In our series, the two groups showed similar foveal AF, demonstrating a similar loss of foveal tissue (figs 2–5). Cases classified as MPH on the basis of the OCT examination were in fact autofluorescent, suggesting a defect at the level of the outer plexiform layer. In addition, we found a lack of correlation between the amount of AF and the thickness of the residual retinal tissue at the bases of either MPH or LMH (fig 8). A likely explanation is that, once the outer plexiform layer in the fovea is affected, the absence of masking pigment allows the AF originating from retinal pigment epithelial cells to be easily detected, irrespective of the thickness of the overlying photoreceptor layer. The role of a defect at the level of the outer plexiform layer for foveal AF detection is validated by the lack of AF recorded in our control groups (figs 6 and 7). This is consistent with the absence of the effects of macular pucker or impending macular hole on the anatomical location and concentration of luteal pigment in the fovea.

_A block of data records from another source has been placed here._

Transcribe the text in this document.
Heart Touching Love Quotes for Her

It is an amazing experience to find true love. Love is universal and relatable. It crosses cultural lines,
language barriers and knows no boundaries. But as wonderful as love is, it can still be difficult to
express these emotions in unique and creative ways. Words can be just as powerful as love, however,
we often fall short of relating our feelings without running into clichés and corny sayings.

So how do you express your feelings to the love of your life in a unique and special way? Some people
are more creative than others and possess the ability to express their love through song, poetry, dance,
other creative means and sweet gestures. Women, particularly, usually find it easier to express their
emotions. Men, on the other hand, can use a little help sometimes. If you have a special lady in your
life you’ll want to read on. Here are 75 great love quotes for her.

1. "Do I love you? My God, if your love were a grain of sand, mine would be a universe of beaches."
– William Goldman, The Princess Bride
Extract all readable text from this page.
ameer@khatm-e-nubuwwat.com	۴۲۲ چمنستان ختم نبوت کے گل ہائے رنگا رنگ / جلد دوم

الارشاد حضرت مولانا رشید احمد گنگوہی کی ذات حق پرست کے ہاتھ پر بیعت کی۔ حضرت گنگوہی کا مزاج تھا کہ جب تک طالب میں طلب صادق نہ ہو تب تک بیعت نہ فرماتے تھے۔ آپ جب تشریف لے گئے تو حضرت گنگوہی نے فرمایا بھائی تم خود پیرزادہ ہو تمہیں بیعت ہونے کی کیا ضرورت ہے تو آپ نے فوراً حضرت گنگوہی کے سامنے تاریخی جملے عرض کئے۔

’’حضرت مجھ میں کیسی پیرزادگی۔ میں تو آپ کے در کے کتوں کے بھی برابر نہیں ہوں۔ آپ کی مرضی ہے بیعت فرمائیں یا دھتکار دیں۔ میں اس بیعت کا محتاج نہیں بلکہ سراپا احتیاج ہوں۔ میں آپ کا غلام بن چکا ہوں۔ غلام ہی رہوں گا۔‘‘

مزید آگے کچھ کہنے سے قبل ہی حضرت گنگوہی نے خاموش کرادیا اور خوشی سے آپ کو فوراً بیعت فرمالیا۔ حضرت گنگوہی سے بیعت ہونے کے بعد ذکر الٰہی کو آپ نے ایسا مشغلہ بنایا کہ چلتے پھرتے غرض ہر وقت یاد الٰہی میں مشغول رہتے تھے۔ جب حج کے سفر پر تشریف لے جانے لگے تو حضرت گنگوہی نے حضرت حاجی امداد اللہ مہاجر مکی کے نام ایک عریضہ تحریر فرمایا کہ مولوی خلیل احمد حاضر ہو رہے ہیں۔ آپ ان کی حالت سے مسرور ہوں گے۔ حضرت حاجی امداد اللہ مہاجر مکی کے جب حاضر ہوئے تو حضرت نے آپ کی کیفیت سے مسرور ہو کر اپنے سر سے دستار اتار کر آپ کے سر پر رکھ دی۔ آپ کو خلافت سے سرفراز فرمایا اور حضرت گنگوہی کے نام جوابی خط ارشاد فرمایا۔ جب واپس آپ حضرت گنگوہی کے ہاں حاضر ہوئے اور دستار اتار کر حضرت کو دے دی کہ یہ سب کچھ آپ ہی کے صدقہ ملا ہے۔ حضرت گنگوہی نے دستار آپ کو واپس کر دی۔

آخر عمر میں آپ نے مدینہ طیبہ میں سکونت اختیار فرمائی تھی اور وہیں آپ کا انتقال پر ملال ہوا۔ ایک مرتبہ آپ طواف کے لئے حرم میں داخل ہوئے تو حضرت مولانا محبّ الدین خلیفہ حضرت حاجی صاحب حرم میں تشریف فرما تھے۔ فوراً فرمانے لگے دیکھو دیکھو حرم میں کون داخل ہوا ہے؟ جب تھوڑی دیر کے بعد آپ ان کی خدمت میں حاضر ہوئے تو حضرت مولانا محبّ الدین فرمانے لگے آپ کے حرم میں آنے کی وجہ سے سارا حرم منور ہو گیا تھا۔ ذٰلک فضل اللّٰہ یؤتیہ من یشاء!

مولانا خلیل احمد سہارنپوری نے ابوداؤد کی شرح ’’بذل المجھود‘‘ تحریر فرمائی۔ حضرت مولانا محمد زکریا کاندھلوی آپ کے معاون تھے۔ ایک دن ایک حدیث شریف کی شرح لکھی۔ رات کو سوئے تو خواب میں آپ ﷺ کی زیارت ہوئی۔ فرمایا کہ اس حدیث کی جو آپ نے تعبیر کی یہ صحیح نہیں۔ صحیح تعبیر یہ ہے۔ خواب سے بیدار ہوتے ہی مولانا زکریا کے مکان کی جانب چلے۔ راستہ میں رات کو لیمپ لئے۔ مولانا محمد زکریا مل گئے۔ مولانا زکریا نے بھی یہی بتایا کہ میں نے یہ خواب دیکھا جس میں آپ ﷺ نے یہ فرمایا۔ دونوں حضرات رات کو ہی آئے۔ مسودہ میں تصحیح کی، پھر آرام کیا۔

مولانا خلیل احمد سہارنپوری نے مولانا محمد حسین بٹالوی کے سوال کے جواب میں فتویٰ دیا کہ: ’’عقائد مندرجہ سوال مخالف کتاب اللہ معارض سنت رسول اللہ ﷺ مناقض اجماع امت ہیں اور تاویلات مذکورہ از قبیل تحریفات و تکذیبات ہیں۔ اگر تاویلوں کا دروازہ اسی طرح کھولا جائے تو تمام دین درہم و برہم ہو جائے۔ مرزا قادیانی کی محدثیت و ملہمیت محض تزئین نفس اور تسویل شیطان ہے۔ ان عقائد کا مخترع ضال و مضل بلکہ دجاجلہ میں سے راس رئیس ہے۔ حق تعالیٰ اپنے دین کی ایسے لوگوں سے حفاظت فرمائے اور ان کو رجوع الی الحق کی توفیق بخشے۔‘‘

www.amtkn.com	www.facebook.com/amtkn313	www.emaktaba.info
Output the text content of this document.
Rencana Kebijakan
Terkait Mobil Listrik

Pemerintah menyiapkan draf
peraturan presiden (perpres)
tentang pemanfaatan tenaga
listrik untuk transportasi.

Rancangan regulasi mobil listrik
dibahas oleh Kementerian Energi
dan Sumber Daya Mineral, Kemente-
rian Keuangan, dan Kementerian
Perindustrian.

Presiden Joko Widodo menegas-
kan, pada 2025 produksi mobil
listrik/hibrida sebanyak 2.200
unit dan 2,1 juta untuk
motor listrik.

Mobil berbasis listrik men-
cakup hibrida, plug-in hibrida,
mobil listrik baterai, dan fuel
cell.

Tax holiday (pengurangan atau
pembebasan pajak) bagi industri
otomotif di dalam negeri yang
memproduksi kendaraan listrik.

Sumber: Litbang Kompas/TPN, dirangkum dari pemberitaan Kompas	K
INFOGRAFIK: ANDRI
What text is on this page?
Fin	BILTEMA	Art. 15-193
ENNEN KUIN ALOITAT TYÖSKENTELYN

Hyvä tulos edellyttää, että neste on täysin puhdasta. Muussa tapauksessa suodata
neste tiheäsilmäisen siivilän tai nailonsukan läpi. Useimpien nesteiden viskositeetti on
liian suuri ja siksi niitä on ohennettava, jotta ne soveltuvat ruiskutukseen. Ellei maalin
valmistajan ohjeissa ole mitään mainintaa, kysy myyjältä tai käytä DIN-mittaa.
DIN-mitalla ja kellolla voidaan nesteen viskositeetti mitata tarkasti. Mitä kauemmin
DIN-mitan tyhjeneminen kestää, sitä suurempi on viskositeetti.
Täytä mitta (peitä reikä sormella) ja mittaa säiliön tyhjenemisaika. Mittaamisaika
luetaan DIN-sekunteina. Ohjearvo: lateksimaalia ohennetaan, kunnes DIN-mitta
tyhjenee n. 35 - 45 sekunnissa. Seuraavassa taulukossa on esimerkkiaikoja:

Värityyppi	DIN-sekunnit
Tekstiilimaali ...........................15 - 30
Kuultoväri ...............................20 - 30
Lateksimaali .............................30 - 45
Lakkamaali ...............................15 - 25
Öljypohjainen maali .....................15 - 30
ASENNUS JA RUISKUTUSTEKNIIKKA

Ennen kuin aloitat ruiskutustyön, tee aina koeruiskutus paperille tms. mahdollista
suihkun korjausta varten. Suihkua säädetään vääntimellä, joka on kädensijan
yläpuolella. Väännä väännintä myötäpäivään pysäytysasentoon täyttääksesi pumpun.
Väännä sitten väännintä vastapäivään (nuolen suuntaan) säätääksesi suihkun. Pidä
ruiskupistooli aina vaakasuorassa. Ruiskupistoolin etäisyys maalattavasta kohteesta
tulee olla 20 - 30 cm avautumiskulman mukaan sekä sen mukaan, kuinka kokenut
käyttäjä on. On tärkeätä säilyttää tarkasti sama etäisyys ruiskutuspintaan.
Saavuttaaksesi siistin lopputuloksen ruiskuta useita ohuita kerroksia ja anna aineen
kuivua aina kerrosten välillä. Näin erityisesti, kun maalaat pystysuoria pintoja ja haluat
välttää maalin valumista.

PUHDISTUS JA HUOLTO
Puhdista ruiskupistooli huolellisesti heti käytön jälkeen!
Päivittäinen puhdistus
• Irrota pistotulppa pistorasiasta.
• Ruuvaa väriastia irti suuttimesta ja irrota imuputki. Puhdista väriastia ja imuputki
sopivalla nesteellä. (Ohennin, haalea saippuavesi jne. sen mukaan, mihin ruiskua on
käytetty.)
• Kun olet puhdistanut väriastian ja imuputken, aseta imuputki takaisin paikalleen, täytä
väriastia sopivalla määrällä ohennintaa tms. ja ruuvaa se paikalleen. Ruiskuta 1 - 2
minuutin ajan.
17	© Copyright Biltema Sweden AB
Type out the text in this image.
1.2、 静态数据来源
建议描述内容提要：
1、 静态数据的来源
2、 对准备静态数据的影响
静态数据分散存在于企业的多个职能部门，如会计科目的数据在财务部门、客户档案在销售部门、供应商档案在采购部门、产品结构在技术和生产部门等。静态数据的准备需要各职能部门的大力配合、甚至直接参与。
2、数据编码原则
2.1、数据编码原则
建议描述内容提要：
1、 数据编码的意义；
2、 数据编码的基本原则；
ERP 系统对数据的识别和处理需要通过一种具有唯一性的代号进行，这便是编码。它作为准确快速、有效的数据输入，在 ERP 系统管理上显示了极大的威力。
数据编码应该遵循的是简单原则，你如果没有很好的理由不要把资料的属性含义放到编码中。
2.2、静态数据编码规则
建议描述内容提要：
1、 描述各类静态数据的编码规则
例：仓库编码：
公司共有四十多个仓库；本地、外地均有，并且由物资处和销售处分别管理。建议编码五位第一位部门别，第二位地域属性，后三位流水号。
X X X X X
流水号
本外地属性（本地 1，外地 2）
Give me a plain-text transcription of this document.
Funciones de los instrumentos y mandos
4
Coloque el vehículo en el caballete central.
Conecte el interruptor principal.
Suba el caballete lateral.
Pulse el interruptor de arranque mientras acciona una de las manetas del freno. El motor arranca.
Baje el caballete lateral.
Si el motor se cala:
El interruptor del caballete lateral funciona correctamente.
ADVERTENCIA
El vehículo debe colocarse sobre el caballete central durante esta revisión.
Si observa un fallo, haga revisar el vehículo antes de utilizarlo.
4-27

The absence of any difference in AF between the two groups and the lack of correlation between foveal AF and retinal thickness raises questions about the validity of distinguishing between MPH and LMH on the basis of OCT data alone. It may be that high-resolution three-dimensional OCT imaging, now available with the new spectral domain instruments and capable of ≈5–7 μm axial image resolution, could better define the anatomical level of tissue loss in suspected LMH. However, even with ultra-high-resolution OCTs (≈3 μm axial image resolution, a real histopathological section), the definition of LMH or MPH remains controversial.10

In conclusion, our findings suggest that OCT data must be interpreted with caution when differentiating between MPH and LMH. In our series, the group diagnosed as having MPH by OCT showed a similar foveal AF, and thus similar loss of tissue, to the group diagnosed as having LMH. The level of this loss can hardly be defined by OCT images. AF imaging may add useful information to the differential diagnosis of MPH from LMH because the presence of foveal AF is consistent with LMH.

Acknowledgments

We are greatly indebted to Francois Delori, PhD, for his invaluable help in designing this study and providing the picture of macular pigment distribution in a macaque (fig 1).

REFERENCES

Footnotes

  • Presented in part at the 25th meeting of the Club Jules Gonin, 15-20 October 2006, Cape Town, South Africa

  • Funding: None.

  • Competing interests: None declared.

  • Ethics approval: Ethics approval was obtained.